My advice is to always make sure it is fresh, and avoid pineapples preserved in syrup, especially for cocktails such as Pina Colada. The best way to get the juice is through an slow juicer. The juice obtained in this way, in terms of taste and flavour, is higher performing, even better than fresh puree (blending the pulp): the waste is only the solid part that does not contribute to improving the aroma. Do not confuse a slow juicer with a centrifuge! The latter does not allow you to get a juice that is full of taste and produces much more waste. To ensure the utmost freshness, I recommend that you keep it in a glass bottle, in a refrigerator, and use it by the end of the evening. Discover how to preserve it as long as possible, by clicking here.

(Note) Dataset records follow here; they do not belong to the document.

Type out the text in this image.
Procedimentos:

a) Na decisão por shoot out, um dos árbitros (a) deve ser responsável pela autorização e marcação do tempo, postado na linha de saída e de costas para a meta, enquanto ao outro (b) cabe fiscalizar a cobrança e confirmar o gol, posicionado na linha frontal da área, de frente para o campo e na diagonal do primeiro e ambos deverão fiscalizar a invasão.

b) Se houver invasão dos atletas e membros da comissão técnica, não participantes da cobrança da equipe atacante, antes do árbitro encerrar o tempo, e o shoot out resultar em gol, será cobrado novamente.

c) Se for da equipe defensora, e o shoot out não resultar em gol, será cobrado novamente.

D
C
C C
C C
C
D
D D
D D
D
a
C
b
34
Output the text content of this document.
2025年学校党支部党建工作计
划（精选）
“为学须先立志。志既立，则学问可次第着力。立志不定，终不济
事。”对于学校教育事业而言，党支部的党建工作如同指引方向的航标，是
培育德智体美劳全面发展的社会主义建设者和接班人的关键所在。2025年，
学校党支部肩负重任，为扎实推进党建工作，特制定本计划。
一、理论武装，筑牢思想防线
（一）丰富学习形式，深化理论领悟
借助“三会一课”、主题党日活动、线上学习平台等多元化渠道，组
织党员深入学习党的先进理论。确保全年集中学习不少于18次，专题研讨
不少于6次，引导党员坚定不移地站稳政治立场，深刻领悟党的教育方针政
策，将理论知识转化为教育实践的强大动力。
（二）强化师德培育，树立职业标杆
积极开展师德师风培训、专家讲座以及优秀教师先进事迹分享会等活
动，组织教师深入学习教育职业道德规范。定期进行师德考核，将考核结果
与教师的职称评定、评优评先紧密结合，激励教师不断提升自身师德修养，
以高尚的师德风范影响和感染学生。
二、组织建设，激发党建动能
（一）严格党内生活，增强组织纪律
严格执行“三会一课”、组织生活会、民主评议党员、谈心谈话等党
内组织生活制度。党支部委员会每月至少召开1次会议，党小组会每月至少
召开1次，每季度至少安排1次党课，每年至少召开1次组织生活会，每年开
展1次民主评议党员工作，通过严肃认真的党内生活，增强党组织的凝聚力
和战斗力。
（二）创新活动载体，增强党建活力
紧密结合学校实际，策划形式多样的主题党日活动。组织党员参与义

It’s quite an interesting idea to cook this fruit before using it (an idea stolen in a Brazilian restaurant where they slowly cook pineapples on a skewer). After cutting one centimeter thick slices, I cook them very slowly in a non-stick pan or on soapstone until they become dark. Once cooled you can crush them inside the drink you want to flavour (i.e. a Daiquiri).


Pineapple ‘Pain de sucre’, origin Benin.

However, the most important feature of pineapples is their ability to form foam. This is due to the presence of the so-called ‘pineapple gum’, a polysaccharide made up mainly of galactomannans (Chenchin, Yamamoto – Isolation, characterization and enzymic hydrolysis of pineapple gum). This feature makes this juice perfect for making spumes and, with due care, it gives a different texture to drinks (haven’t read the article on the Pina Colada yet?). A little spoiler: you’ll get less foam if you use more alcohol.